Importing Target URLs Slows the LPM Really Bad
Hallo,
Basically I am scraping for URLs using Hrefer with the GSA footprints. I sort through them; remove duplicates, PR check by domain etc, but I am still left with millions of URLs resulting in TXT files that are hundreds of megabytes in size. This takes too long process when I do it via Advanced > Tools > Import URLs (identify platforms and sort in) > From File. When I did it last it took 4 days with a 300mb file using 40 dedicated private proxies from BuyProxies. (Tested and Speed checked, less than 1 second response) and that was also doing that sort-in exclusively. GSA was not running projects while the sort in was in process.

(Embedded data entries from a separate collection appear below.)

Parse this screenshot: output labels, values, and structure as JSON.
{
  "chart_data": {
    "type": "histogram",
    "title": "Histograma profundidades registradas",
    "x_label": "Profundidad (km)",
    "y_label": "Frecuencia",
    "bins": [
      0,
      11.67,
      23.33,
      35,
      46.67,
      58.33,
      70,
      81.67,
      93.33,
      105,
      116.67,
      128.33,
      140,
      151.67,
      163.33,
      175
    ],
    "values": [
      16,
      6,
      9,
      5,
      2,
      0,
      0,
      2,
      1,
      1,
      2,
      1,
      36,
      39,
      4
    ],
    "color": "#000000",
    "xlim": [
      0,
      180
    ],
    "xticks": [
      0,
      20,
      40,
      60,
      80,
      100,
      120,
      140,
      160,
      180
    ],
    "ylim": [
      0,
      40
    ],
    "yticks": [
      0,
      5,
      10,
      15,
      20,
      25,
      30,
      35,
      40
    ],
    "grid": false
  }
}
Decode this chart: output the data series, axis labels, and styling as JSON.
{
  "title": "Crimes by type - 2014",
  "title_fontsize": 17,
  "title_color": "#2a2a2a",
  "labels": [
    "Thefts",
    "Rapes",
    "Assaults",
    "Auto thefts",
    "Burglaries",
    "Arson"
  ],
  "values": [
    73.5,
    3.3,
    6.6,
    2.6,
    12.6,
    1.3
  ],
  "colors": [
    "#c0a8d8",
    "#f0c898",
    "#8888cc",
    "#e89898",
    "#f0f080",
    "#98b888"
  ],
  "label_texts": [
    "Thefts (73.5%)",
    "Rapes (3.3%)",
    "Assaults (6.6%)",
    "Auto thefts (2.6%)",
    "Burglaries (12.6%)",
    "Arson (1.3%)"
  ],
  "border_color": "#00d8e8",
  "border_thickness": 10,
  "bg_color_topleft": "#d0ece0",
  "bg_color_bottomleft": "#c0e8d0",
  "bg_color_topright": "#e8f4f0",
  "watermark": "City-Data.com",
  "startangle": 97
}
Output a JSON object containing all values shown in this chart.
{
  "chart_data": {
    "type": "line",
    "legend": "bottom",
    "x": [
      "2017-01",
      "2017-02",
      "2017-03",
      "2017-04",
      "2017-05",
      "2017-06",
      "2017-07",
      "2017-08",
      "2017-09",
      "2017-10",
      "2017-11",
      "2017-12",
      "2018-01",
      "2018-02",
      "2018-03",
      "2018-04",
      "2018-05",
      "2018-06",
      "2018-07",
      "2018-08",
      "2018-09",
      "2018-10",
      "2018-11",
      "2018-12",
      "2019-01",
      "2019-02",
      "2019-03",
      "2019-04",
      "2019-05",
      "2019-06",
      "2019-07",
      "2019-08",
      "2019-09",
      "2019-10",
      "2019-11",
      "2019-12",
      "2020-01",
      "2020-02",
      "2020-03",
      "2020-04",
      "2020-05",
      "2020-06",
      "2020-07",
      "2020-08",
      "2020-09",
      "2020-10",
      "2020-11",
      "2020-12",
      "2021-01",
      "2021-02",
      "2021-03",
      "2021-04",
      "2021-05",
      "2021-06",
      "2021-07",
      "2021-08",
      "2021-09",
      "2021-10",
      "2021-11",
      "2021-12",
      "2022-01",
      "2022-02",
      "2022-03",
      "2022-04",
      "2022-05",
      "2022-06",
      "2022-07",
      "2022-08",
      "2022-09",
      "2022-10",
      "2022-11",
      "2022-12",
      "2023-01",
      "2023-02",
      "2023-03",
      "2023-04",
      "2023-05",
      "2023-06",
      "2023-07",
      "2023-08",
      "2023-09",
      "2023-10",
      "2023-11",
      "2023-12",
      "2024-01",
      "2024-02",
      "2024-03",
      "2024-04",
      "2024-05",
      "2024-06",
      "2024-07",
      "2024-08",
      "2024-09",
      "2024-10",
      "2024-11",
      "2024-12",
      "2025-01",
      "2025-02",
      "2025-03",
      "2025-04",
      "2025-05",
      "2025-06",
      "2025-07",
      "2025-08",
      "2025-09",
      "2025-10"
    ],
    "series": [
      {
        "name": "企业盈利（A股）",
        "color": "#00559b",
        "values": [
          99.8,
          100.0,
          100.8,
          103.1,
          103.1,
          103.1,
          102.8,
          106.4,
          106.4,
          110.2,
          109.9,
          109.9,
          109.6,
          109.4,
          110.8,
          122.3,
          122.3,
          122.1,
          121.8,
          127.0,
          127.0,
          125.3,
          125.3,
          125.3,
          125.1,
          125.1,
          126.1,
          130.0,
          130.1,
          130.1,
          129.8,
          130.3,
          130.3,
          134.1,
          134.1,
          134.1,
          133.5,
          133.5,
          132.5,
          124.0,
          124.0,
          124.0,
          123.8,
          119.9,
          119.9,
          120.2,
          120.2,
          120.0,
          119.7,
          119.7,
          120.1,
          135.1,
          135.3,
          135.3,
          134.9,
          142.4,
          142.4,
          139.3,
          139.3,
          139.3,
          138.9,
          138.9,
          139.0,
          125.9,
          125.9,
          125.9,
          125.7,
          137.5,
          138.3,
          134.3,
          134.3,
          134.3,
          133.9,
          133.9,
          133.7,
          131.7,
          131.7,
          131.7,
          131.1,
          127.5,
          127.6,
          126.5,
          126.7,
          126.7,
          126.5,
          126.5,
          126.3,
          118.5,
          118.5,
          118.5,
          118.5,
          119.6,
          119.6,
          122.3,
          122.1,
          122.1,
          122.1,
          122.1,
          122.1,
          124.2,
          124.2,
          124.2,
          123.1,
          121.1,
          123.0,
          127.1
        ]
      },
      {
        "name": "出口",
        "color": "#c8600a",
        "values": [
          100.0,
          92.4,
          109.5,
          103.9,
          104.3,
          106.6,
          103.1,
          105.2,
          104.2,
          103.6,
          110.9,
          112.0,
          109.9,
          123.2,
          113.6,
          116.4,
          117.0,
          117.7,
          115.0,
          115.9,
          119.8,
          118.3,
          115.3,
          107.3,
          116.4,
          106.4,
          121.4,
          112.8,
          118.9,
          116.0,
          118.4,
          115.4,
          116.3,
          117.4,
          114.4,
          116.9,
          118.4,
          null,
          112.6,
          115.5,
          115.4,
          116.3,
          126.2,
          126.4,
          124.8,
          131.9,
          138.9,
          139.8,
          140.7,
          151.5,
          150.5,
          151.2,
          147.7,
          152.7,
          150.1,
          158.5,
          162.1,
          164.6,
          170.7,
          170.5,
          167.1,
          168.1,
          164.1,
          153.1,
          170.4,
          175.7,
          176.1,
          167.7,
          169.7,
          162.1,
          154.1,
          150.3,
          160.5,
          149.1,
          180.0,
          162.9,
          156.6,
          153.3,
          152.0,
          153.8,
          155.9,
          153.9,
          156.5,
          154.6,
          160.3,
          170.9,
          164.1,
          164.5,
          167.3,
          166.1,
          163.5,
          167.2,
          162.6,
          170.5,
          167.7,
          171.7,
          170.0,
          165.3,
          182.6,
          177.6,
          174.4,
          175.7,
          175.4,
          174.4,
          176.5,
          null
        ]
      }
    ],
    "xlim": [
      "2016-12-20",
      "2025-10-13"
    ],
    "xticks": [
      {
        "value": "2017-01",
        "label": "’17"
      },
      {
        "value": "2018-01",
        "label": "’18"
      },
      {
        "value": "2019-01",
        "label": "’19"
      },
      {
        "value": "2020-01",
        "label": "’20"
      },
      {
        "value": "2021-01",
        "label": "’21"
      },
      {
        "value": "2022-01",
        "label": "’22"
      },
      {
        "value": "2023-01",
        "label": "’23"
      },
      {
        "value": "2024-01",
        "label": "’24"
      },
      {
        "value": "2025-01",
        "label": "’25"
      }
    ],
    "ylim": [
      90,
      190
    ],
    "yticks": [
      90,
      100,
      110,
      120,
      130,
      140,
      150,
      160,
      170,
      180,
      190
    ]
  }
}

So it's taking a very long time sort through my lists so I thought I'd import them on a project level, right clicking on project and Import Target URLs > From File. When I did this, I noticed this killed my LPM. It went from around 90LPM to about 12LPM. I think this is because it's processing those URLs in the background.
I feel a bit lost with it. How can I use these scraped links I've got without making GSA horribly slow?
Comments
you are not experiencing anything new. Scraped lists will yield an extremely low success rate especially if you aren't using some more advanced tactics.
if you just run the list it is going to sort anyway
advanced tactics would entail footprint lists and using some more in depth processes to evaluate what others are doing and capitalize
sorry that I am not more revealing on the advanced tactics portion
Okay, yeah I'm already doing that advanced stuff. I thought you were referring to something else.
https://forum.gsa-online.de/discussion/838/independent-tool-for-importing-and-sorting-urls
mmtj mentioned.
"Now we identify the scrape in GSA (no proxies, re-download 1x) - we have a good dedi. with a superb line (poweruphosting) and some blazing fast VPS on a private cloud server and we can identify the 3mill. in one night easily."
I tested my poweruphosting VPS, i can only identify 0.2mil in one night. I feel great pain there, but I really don't know any better way to work similar problem.
But at least this is an idea for you. And hope some one can get another way to solve the problem.